The Italian foreign ministry
first came under attack by hackers in spring 2014 and the attack
was discovered in July of the following year, sources said
Monday.
Rome prosecutors opened an investigation following a report
on the hack from a specialist IT crime unit of the postal
police, sources said.
The espionage, therefore, dates back to when Federica
Mogherini, the current EU high representative for foreign
affairs, was at the helm of the ministry.
Last week British newspaper The Guardian reported that the
Italian foreign ministry had been hacked for at least four
months last year and that Russia was suspected of being behind
the attack.
Premier Paolo Gentiloni was head of the foreign ministry
almost all of last year until he replaced Matteo Renzi, the head
of Gentiloni's centre-left Democratic Party (PD), at the helm of
government after a Constitutional reform was rejected in a
referendum in December.
A source close to the Italian foreign ministry said Friday
that the hacking attack that The Guardian reported on was
"an affair that was already known about".

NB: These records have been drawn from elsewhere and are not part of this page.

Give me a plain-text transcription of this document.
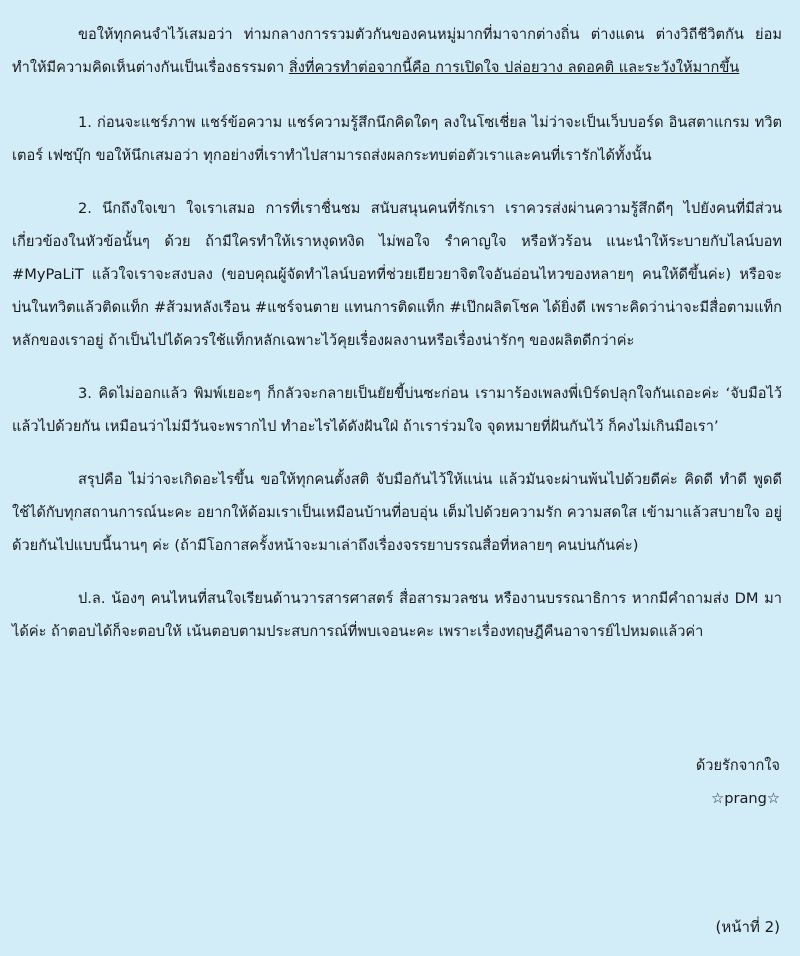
ขอให้ทุกคนจำไว้เสมอว่า ท่ามกลางการรวมตัวกันของคนหมู่มากที่มาจากต่างถิ่น ต่างแดน ต่างวิถีชีวิตกัน ย่อมทำให้มีความคิดเห็นต่างกันเป็นเรื่องธรรมดา สิ่งที่ควรทำต่อจากนี้คือ การเปิดใจ ปล่อยวาง ลดอคติ และระวังให้มากขึ้น

1. ก่อนจะแชร์ภาพ แชร์ข้อความ แชร์ความรู้สึกนึกคิดใดๆ ลงในโซเชี่ยล ไม่ว่าจะเป็นเว็บบอร์ด อินสตาแกรม ทวิตเตอร์ เฟซบุ๊ก ขอให้นึกเสมอว่า ทุกอย่างที่เราทำไปสามารถส่งผลกระทบต่อตัวเราและคนที่เรารักได้ทั้งนั้น

2. นึกถึงใจเขา ใจเราเสมอ การที่เราชื่นชม สนับสนุนคนที่รักเรา เราควรส่งผ่านความรู้สึกดีๆ ไปยังคนที่มีส่วนเกี่ยวข้องในหัวข้อนั้นๆ ด้วย ถ้ามีใครทำให้เราหงุดหงิด ไม่พอใจ รำคาญใจ หรือหัวร้อน แนะนำให้ระบายกับไลน์บอท #MyPaLiT แล้วใจเราจะสงบลง (ขอบคุณผู้จัดทำไลน์บอทที่ช่วยเยียวยาจิตใจอันอ่อนไหวของหลายๆ คนให้ดีขึ้นค่ะ) หรือจะบ่นในทวิตแล้วติดแท็ก #ส้วมหลังเรือน #แชร์จนตาย แทนการติดแท็ก #เป๊กผลิตโชค ได้ยิ่งดี เพราะคิดว่าน่าจะมีสื่อตามแท็กหลักของเราอยู่ ถ้าเป็นไปได้ควรใช้แท็กหลักเฉพาะไว้คุยเรื่องผลงานหรือเรื่องน่ารักๆ ของผลิตดีกว่าค่ะ

3. คิดไม่ออกแล้ว พิมพ์เยอะๆ ก็กลัวจะกลายเป็นยัยขี้บ่นซะก่อน เรามาร้องเพลงพี่เบิร์ดปลุกใจกันเถอะค่ะ ‘จับมือไว้ แล้วไปด้วยกัน เหมือนว่าไม่มีวันจะพรากไป ทำอะไรได้ดังฝันใฝ่ ถ้าเราร่วมใจ จุดหมายที่ฝันกันไว้ ก็คงไม่เกินมือเรา’

สรุปคือ ไม่ว่าจะเกิดอะไรขึ้น ขอให้ทุกคนตั้งสติ จับมือกันไว้ให้แน่น แล้วมันจะผ่านพ้นไปด้วยดีค่ะ คิดดี ทำดี พูดดี ใช้ได้กับทุกสถานการณ์นะคะ อยากให้ด้อมเราเป็นเหมือนบ้านที่อบอุ่น เต็มไปด้วยความรัก ความสดใส เข้ามาแล้วสบายใจ อยู่ด้วยกันไปแบบนี้นานๆ ค่ะ (ถ้ามีโอกาสครั้งหน้าจะมาเล่าถึงเรื่องจรรยาบรรณสื่อที่หลายๆ คนบ่นกันค่ะ)

ป.ล. น้องๆ คนไหนที่สนใจเรียนด้านวารสารศาสตร์ สื่อสารมวลชน หรืองานบรรณาธิการ หากมีคำถามส่ง DM มาได้ค่ะ ถ้าตอบได้ก็จะตอบให้ เน้นตอบตามประสบการณ์ที่พบเจอนะคะ เพราะเรื่องทฤษฎีคืนอาจารย์ไปหมดแล้วค่า

ด้วยรักจากใจ
☆prang☆
(หน้าที่ 2)
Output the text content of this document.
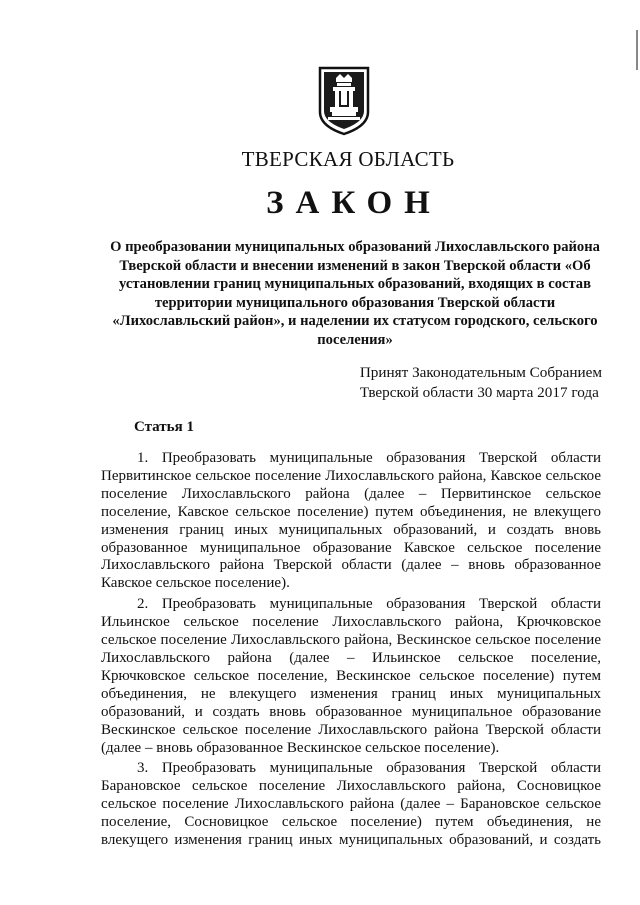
ТВЕРСКАЯ ОБЛАСТЬ
ЗАКОН
О преобразовании муниципальных образований Лихославльского района Тверской области и внесении изменений в закон Тверской области «Об установлении границ муниципальных образований, входящих в состав территории муниципального образования Тверской области «Лихославльский район», и наделении их статусом городского, сельского поселения»
Принят Законодательным Собранием
Тверской области 30 марта 2017 года
Статья 1

1. Преобразовать муниципальные образования Тверской области Первитинское сельское поселение Лихославльского района, Кавское сельское поселение Лихославльского района (далее – Первитинское сельское поселение, Кавское сельское поселение) путем объединения, не влекущего изменения границ иных муниципальных образований, и создать вновь образованное муниципальное образование Кавское сельское поселение Лихославльского района Тверской области (далее – вновь образованное Кавское сельское поселение).

2. Преобразовать муниципальные образования Тверской области Ильинское сельское поселение Лихославльского района, Крючковское сельское поселение Лихославльского района, Вескинское сельское поселение Лихославльского района (далее – Ильинское сельское поселение, Крючковское сельское поселение, Вескинское сельское поселение) путем объединения, не влекущего изменения границ иных муниципальных образований, и создать вновь образованное муниципальное образование Вескинское сельское поселение Лихославльского района Тверской области (далее – вновь образованное Вескинское сельское поселение).

3. Преобразовать муниципальные образования Тверской области Барановское сельское поселение Лихославльского района, Сосновицкое сельское поселение Лихославльского района (далее – Барановское сельское поселение, Сосновицкое сельское поселение) путем объединения, не влекущего изменения границ иных муниципальных образований, и создать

The source added: "following the first attack, there was an
immediate reinforcement intervention. It is good to reiterate
that they were not attacks on the encrypted information system
through which the most important and sensitive information
travels, but the system to manage the emails of foreign minister
and embassy personnel".
Russian Foreign Ministry Spokesperson Maria Zakharova said
Friday that there was no evidence to back the report of Moscow's
involvement.
"There are no facts that prove this assertion," Zakharova told
ANSA via WhatsApp when asked about the report.